Tuning auto-scaling sensitivity using the API
To customize the autos-caling sensitivity and requisites, set the target and metric fields in the autoscaling.autoscalingconfig parameter.
The metric field is the data you are watching to make auto-scaling
decisions, which you can set to either concurrency or to RPS
(requests per second):
- Concurrency is the number of requests that each replica of the model shall aim to handle at once.
- RPS is the calculated requests per second handled over the polling period.
- Target is the target value of the metric that you aim to maintain. If the Target value is exceeded when calculating the metric value, new replicas will be spun up or down to maintain the Target value as the upper bound.

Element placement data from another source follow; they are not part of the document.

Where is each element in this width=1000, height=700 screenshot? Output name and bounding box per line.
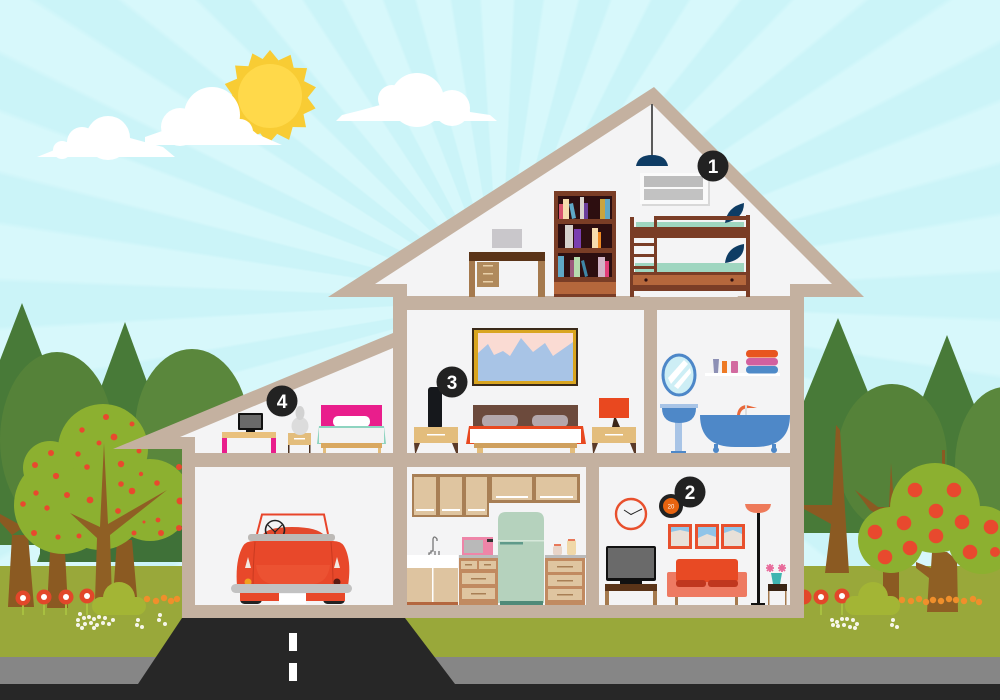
apples left <box>20 414 184 540</box>
smart thermostat <box>659 494 683 518</box>
desk <box>469 252 545 297</box>
icon: sun <box>222 50 318 144</box>
left forest background <box>0 303 249 562</box>
smart thermostat: 20 <box>668 504 675 510</box>
apple tree left foliage <box>14 404 191 554</box>
room: garage <box>195 467 393 605</box>
white flowers right <box>830 617 899 630</box>
red flowers right <box>796 588 850 615</box>
cloud middle <box>145 87 282 146</box>
red flowers left <box>16 588 94 615</box>
flowers on side table <box>766 564 787 605</box>
background tree trunks right <box>804 425 945 601</box>
kitchen drawers left <box>459 555 498 605</box>
pedestal sink <box>660 404 698 453</box>
bathtub <box>700 405 790 453</box>
smart speaker <box>428 387 442 429</box>
road <box>0 657 1000 700</box>
badge 1: 1 <box>708 157 719 178</box>
kitchen drawers right <box>545 555 586 605</box>
badge 1 <box>698 150 728 182</box>
jars <box>553 539 576 555</box>
badge 4: 4 <box>277 392 288 413</box>
room: small bedroom <box>180 348 393 453</box>
apple tree right trunk <box>916 552 958 612</box>
room: bathroom <box>657 310 790 453</box>
room: attic <box>375 104 832 296</box>
right nightstand with lamp <box>592 398 636 453</box>
television on stand <box>605 546 657 605</box>
bush left <box>92 582 146 615</box>
upper kitchen cabinets <box>412 474 580 517</box>
cloud left <box>37 116 175 160</box>
bookshelf <box>554 191 616 297</box>
wall clock <box>616 499 646 529</box>
red convertible car <box>231 514 352 604</box>
floor lamp <box>745 504 771 605</box>
right forest background <box>750 318 1000 543</box>
painting <box>472 328 578 386</box>
badge 2 <box>674 476 706 508</box>
room: master bedroom <box>407 310 644 453</box>
apple tree left trunk <box>70 443 167 600</box>
white flowers left <box>76 612 167 630</box>
sofa <box>667 559 747 605</box>
room: kitchen <box>407 467 586 605</box>
bathroom mirror <box>663 355 695 395</box>
apples right <box>868 483 1000 564</box>
shelf with toiletries and towels <box>705 350 780 376</box>
badge 2: 2 <box>685 483 695 504</box>
microwave <box>462 537 493 555</box>
badge 3: 3 <box>447 373 457 394</box>
badge 3 <box>436 366 468 398</box>
orange flowers left <box>144 595 180 604</box>
badge 4 <box>266 386 298 416</box>
room: living room <box>599 467 790 605</box>
orange flowers right <box>899 596 982 605</box>
ground: grass <box>0 566 1000 658</box>
bush right <box>845 582 900 615</box>
icon: pendant lamp <box>636 104 668 166</box>
sink and lower cabinet <box>407 537 458 605</box>
small desk with monitor <box>222 413 276 453</box>
small bed <box>317 405 386 453</box>
framed pictures <box>668 524 745 549</box>
left nightstand <box>414 427 458 453</box>
vase on nightstand <box>288 406 311 453</box>
background tree trunks left <box>0 514 137 608</box>
laptop on desk <box>492 229 522 248</box>
house shell <box>113 87 864 618</box>
bunk bed <box>630 203 750 297</box>
driveway with dashes <box>138 618 455 684</box>
apple tree right foliage <box>858 463 1000 574</box>
fridge <box>498 512 544 605</box>
bed <box>466 405 586 453</box>
cloud right <box>336 73 497 127</box>
smart air conditioner <box>640 173 710 206</box>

Set these values as follows:
# cat ./examples/mlflow/model-spec-cml-registry.json
{
"namespace": "serving-default",
"name": "mlflow-wine-test-from-registry-onnx",
"source": {
"registry_source": {
"version": 1,
"model_id": "yf0o-hrxq-l0xj-8tk9"
}
},
"autoscaling": {
"min_replicas": "0",
"max_replicas": "4",
"autoscalingconfig": {
"metric": "concurrency",
"target": "25"
}
}
}
The above example scales between zero and four replicas aiming to maintain at most 25 concurrent requests per replica, scaling the number of replicas deployed to maintain this target.